During the summer and autumn of 1837 cases of bilious remitting fever occurred, which readily yielded to treatment. The winter following several cases of bilious pneumonia demanded prompt atttendance and special vigilance in the observance of changes indicative of greater danger. These were the diseases and the principal ones which called for medical help up to the year 1849. Since that year, or from that period, the summer and autumnal fevers ceased to be epidemical and pneumonia became less frequent. It may be well to mention here that the fevers of 1849 after the third or fourth day assumed a typhoid character, the remission hardly observable, and the nervous depression occasioning great anxiety.

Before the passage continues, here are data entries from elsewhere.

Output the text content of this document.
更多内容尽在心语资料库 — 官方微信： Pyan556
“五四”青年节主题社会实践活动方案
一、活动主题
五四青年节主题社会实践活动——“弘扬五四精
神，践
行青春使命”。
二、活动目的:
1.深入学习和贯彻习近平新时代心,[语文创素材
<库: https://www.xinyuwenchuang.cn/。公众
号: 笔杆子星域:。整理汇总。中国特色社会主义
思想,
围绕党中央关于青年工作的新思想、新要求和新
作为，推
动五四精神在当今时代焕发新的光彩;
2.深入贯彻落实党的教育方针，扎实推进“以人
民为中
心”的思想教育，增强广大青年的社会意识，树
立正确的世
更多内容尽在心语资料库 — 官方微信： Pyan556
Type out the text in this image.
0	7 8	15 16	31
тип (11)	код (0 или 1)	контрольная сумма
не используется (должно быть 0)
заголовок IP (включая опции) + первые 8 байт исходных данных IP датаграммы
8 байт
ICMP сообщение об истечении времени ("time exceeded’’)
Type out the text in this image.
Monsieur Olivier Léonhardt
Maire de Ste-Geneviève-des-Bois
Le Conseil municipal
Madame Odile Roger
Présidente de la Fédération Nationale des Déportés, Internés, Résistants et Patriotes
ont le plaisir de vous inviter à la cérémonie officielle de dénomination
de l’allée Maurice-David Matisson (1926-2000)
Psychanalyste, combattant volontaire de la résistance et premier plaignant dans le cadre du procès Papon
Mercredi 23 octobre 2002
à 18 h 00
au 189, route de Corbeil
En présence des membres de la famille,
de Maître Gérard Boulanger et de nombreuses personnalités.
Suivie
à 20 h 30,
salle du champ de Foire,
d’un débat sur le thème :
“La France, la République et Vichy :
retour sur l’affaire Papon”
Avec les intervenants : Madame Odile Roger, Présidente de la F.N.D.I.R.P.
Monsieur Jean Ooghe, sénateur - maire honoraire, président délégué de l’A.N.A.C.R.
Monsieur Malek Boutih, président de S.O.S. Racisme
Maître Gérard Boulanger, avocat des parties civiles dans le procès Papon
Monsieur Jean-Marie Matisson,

It was probably Dr. Rush of Philadelphia,—a great name up to about 1825 -who said the lancet was a "sheet anchor" in all inflammatory diseases, so it might have been said of quinine, as used in remittent and intermittent fevers,

Vol. I-23

in both the Mississippi and Missouri valleys from 1830 up to 1850. During that period 120,000 square miles west of the Mississippi and north of St. Louis became populated and all of it more or less malarious. In some of these years the demand for quinine was so great that the supply in the American market became exhausted. "Sappington's pills" were indirectly the power which worked steamboats up the river from 1835 to 1843. They were verily, the "sheet anchor," not only aboard boats but in many households. Dr. Sappington was a regular allopathic physician of considerable ability residing up the Missouri river, who thought it would be a benefaction to the new civilization of the west to prepare quinine ready to be taken in the form of pills. Boxes of his pills contained four dozen each and the pellets two grains each. The direction on the box was to take from two to twenty as the urgency of the case seemed to require, without reference to the stage of the paroxysm.

PIONEER PHYSICIANS.

Dr. Eli Reynolds practiced medicine in this county for about fifty-six years. He was a native of Indiana, came here in 1835 and laid out the extinct town of Geneva, then a few miles above Bloomington, and was the first representative in the Belmont legislature from this section. While in the legislature, he fought vigorously in the effort to have the county seat located at Geneva, but failed only after numerous petitions were sent from Muscatine, protesting against Dr. Reynolds' measure. The bill, however, had passed the legislature and needed but the signature of the governor to make it a law. Governor Dodge failed to approve the bill and Bloomington was retained as the county seat. Dr. Reynolds resided in Geneva about twelve years, and for some time lived at Fairport and at Moscow. He died at the home of S. R. Drury, at Drury's Landing, May 10, 1873.

Dr. Charles Drury came to Muscatine county in 1836, and in company with a man by the name of Webster laid out the town of Moscow. In 1841 he commenced the study of medicine in the office of his uncle, Dr. Eli Reynolds, and when admitted to the practice formed a partnership with Reynolds, which continued until 1844, when he removed to Illinois. He returned to Muscatine county in 1851 and continued in the practice of his profession with success. was a man of sterling integrity and sound judgment. As a physician and citizen he was held in the highest esteem. His death occurred February 11, 1891.

One of the first physicians in Muscatine was Dr. McKee, who was somewhat of a character. At the time of his arrival almost every one had ague, which brought him considerable practice. He lived in a little house on the then high hill, where he "kept batch."

In October, 1839, Dr. Benjamin Weed came to this city, then Bloomington, with his family, consisting of his wife and son, Dr. James Weed, and a daughter, Miss E. A. Weed. The Doctor secured a log cabin on the south side of Second street between Chestnut and Pine and commenced practicing medicine, in which he was successful. In 1849 Dr. James Weed owned a fine herd of Devon cattle, and Weed park is a magnificent benefaction of his to the city.